It was the middle of a heatwave, and on top of that, my hand was stuck in a splint. Cooking anything remotely complicated was out of the question, but I still wanted something good.
Pan con tomate was the obvious answer. The simpler the recipe, the better it usually turns out – and this one barely counts as cooking at all.
Normally I grate the tomato by hand, but with one hand out of commission that wasn’t happening, so everything went straight into the blender instead – garlic, basil, olive oil, salt, tomato, all at once. The result was ridiculously good: deep, savoury, almost meaty umami, with barely any effort.
Lazy Pan con Tomate – About the dish
Pan con tomate, or pa amb tomàquet in Catalan, is one of Spain’s most beloved simple pleasures: toasted bread rubbed or topped with ripe tomato, good olive oil, and a bit of salt. It’s a breakfast staple, a tapas classic, and the base of countless bocadillos across the country.
The traditional method calls for rubbing bread with a halved tomato and a garlic clove, then finishing with oil and salt. This version cheats a little by blending everything together instead, including a handful of basil, which isn’t traditional but adds a fresh, herby lift that works surprisingly well.
Lazy Pan con Tomate – Recipe
Ingredients – Advice & key points
- Tomatoes: Use the ripest, most flavourful tomatoes you can find – they’re really the whole dish here. Room temperature tomatoes taste sweeter and more fragrant than cold ones.
- Olive oil: Go for a good quality extra virgin olive oil. It gets blended right into the mix, so its flavour really shows.
- Garlic: One raw clove is enough to season the whole batch once blended. Use less if you’re sensitive to raw garlic, or add a second clove if you love a stronger punch.
- Basil: Not traditional, but a nice twist – it adds a fresh, slightly peppery note. Feel free to leave it out for a purist version.
- Salt: Add it in pinches and taste as you go – tomatoes vary a lot in natural sweetness and acidity.
- Bread: Any type would do, but ideally go for a sturdy country loaf or sourdough.

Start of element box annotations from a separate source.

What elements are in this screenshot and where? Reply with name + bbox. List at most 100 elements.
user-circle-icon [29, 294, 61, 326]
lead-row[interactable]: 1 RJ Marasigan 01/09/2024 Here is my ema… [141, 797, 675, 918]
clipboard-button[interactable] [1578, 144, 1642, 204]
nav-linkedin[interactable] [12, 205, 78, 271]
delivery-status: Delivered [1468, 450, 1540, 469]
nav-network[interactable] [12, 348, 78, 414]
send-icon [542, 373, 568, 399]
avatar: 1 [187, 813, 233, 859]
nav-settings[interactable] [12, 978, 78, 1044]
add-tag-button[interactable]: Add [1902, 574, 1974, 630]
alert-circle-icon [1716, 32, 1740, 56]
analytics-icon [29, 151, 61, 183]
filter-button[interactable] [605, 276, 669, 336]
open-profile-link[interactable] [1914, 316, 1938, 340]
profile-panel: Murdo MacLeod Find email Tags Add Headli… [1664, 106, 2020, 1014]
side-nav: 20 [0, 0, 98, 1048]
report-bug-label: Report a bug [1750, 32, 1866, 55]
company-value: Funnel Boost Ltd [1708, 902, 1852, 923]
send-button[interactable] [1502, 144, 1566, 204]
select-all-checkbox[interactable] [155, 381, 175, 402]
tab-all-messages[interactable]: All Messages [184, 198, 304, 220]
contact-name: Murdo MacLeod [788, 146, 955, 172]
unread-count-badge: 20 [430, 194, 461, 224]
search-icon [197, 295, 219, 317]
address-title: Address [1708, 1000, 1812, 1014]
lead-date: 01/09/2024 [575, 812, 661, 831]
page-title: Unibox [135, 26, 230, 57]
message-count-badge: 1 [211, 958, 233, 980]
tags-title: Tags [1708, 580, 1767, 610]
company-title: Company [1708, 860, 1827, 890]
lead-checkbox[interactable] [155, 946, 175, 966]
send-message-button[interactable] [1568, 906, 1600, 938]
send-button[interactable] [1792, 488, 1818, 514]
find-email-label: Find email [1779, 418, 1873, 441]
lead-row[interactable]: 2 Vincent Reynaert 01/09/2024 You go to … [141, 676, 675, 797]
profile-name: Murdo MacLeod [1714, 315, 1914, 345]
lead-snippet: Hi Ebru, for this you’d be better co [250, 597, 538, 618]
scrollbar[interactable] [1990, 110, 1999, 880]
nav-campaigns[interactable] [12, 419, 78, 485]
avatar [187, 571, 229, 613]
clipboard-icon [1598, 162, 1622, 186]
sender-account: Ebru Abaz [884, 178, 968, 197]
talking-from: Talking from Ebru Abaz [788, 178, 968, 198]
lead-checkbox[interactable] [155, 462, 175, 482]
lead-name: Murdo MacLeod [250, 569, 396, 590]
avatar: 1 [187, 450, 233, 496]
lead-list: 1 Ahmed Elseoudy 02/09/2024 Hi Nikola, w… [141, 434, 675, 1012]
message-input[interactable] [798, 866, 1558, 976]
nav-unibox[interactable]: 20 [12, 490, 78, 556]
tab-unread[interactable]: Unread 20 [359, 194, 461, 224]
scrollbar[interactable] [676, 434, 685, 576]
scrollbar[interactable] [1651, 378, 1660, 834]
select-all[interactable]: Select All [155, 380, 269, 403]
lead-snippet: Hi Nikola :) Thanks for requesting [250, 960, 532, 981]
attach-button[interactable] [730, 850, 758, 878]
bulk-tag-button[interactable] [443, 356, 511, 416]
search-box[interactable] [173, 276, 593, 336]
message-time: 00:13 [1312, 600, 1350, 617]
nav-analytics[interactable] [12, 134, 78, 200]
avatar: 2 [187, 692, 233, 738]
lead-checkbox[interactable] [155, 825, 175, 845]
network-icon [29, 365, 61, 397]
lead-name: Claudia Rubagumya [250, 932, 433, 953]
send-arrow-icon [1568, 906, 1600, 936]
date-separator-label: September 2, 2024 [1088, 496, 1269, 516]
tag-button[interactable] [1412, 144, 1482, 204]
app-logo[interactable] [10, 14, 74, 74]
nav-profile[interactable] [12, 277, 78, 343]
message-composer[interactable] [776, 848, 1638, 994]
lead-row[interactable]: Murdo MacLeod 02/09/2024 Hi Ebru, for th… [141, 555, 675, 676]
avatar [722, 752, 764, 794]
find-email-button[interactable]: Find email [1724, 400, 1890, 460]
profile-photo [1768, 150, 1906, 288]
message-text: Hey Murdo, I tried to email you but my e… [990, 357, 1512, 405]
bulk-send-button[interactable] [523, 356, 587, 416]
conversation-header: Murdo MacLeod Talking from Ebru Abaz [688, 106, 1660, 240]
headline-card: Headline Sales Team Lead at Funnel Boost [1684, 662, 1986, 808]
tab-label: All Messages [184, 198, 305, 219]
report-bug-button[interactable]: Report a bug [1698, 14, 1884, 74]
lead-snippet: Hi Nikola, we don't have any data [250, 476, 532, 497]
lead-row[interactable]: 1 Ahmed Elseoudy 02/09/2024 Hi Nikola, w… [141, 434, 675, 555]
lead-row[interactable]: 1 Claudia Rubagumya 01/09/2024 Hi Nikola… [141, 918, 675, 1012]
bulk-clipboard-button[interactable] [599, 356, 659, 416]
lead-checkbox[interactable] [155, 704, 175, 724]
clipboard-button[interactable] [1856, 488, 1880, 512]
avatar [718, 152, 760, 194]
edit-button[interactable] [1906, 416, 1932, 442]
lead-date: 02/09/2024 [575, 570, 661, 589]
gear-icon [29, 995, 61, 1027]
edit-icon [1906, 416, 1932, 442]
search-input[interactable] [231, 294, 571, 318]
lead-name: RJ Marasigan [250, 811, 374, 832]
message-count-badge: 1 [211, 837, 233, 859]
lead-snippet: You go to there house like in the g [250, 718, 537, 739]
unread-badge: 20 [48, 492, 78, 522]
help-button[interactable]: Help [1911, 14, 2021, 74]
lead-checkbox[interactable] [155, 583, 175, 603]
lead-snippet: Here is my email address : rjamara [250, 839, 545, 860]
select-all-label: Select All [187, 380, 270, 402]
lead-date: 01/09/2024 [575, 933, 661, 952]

It needs to hold up to a juicy topping without turning to mush.
Recipe – Advice & key points
- Blend instead of grate: Traditionally the tomato is grated by hand, but blending everything together works just as well and is much faster – especially handy one-handed.
- Toast your bread properly: A light toast won’t cut it – go for a deep, sturdy golden-brown so the bread doesn’t turn soggy once topped.
- Assemble just before eating: The tomato mixture is juicy, so top your toast right before serving rather than letting it sit.
- Taste before serving: Adjust salt and oil at the end – a good pinch of salt really brings out the tomato’s natural sweetness.
- Keep it simple: This is not a recipe to overthink. The less you fuss over it, the better it turns out.
Even with one hand out of action, this came together in about five minutes flat, proof that some of the best things really are the simplest.
Enjoy !
Lazy Pan con Tomate
Description
A one-hand-friendly, blender shortcut to the Spanish classic: ripe tomatoes, olive oil, garlic, and basil blitzed together and piled onto well-toasted bread. Ready in about 10 minutes.
Ingredients
Instructions
Blend the topping
Add the tomatoes, olive oil, garlic, basil leaves, and salt to a blender. Blend until smooth.
Toast the bread
Toast the bread slices until deeply golden and crisp, so they hold up to the juicy topping.
Assemble and serve
Spoon the tomato mixture generously over the toasted bread and serve immediately.